Saat Anne tengah melakukan rutinitas setiap malam itu, Alexa menyaksikan bakti seorang istri yang kerap dikasari. Dalam hati kecil gadis itu, ingin menjauhkan Anne dari Nelson. Bahkan dia ingin membiarkan lelaki tua itu tersungkur. Alexa sama sekali tidak peduli. Meskipun begitu, kesetiaan Anne tidak dapat hancur hanya karena perkataan Alexa.

Gadis itu melanjutkan langkahnya ke dapur dan meraih gelas kemudian membuka kulkas. Dia mengisi gelas dengan air dingin hingga penuh lalu kembali ke kamar. Baru beberapa langkah, dia kembali lagi dan membuka laci, meraih satu bungkus cookies coklat.

Saat gadis itu kembali ke kamar, Anne menyadari kehadiran anaknya, namun Alexa tidak menoleh sama sekali. Anne merasa anak perempuannya benar-benar tidak peduli lagi dengan ayahnya. Anne meletakkan syal dan jaket tebal Nelson di stand hanger, lalu membuat air madu hangat untuk suaminya.

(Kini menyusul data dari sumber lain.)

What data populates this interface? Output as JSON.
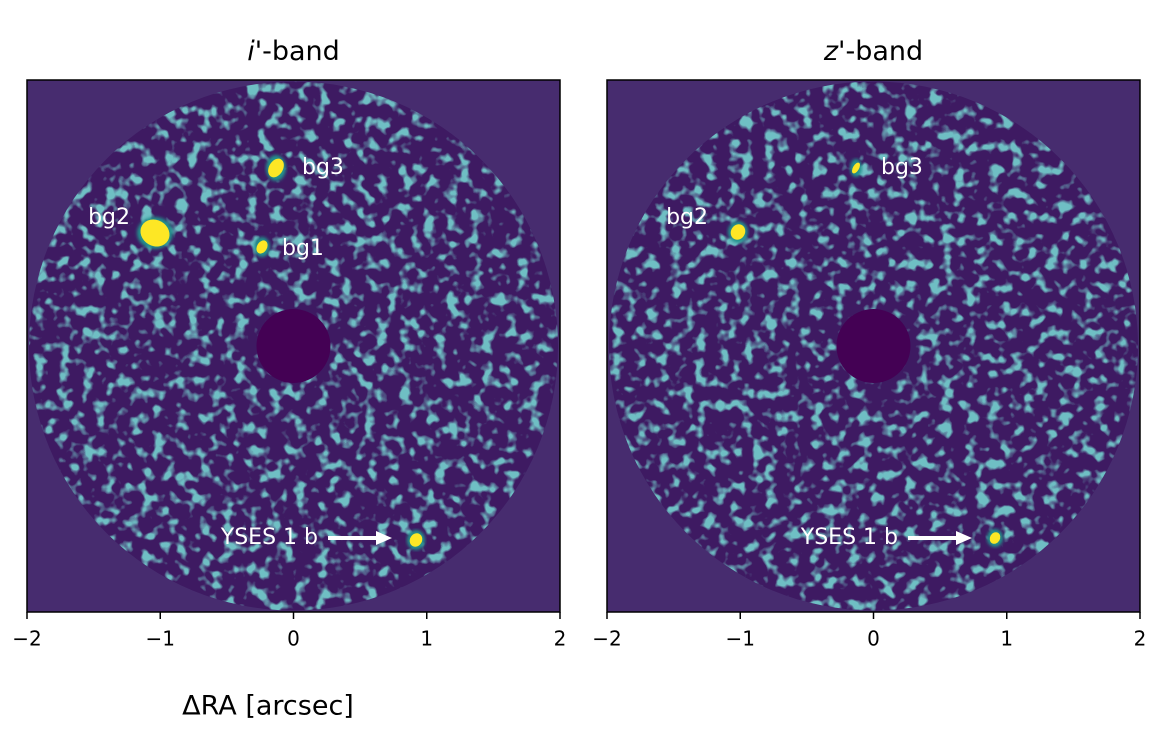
{
  "chart_data": [
    {
      "type": "image",
      "title_parts": [
        "i",
        "'-band"
      ],
      "xlim": [
        -2,
        2
      ],
      "xticks": [
        {
          "value": -2,
          "label": "−2"
        },
        {
          "value": -1,
          "label": "−1"
        },
        0,
        1,
        2
      ],
      "xlabel": "ΔRA [arcsec]",
      "annotations": [
        "bg3",
        "bg2",
        "bg1",
        "YSES 1 b"
      ]
    },
    {
      "type": "image",
      "title_parts": [
        "z",
        "'-band"
      ],
      "xlim": [
        -2,
        2
      ],
      "xticks": [
        {
          "value": -2,
          "label": "−2"
        },
        {
          "value": -1,
          "label": "−1"
        },
        0,
        1,
        2
      ],
      "annotations": [
        "bg3",
        "bg2",
        "YSES 1 b"
      ]
    }
  ]
}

Anne kepikiran perkataan Pamela yang memintanya untuk berpisah dengan Nelson. Sebenarnya, keluarga Anne sudah sangat membenci Nelson saat mengetahui bahwa lelaki itu kerap melakukan tindakan kekerasan rumah tangga kepada Anne. Namun, entah alasan apa wanita itu memilih untuk mempertahankan pernikahan sialan ini.

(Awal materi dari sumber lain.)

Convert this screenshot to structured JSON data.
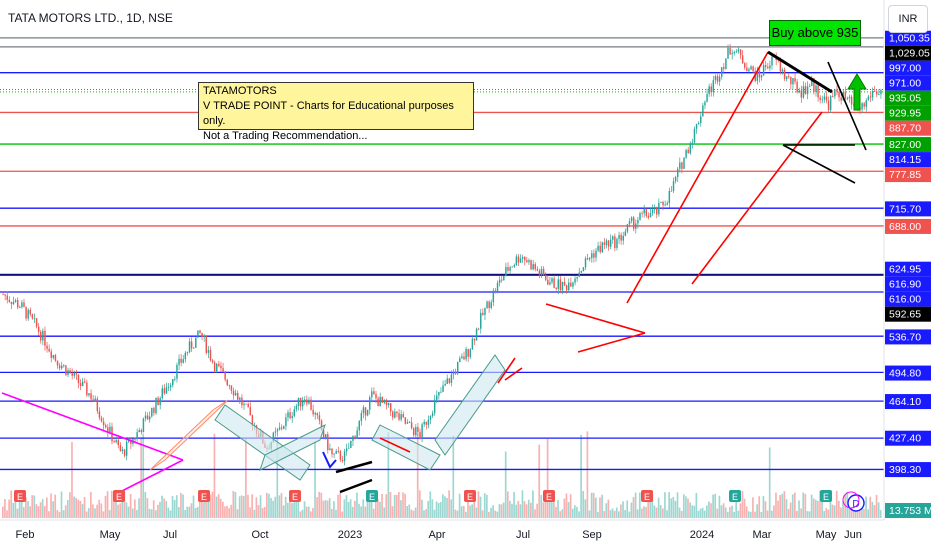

Di kamar, Alexa menyalakan radio sambil mengerjakan tugas kuliah yang tadi pagi diberikan oleh dosen. Dia mengeluarkan semua buku dari tas. Matanya terhenti saat melihat buku yang diberikan Marcus. Dia memandangnya sebentar sebelum memasukkannya ke dalam laci yang jarang disentuh. Gadis itu berpikir, tidak ada gunanya juga jika diletakkan di atas meja. Diberikan kepada yang membutuhkan saja tidak boleh. Dia masih belum mengerti alasan asisten dosen itu.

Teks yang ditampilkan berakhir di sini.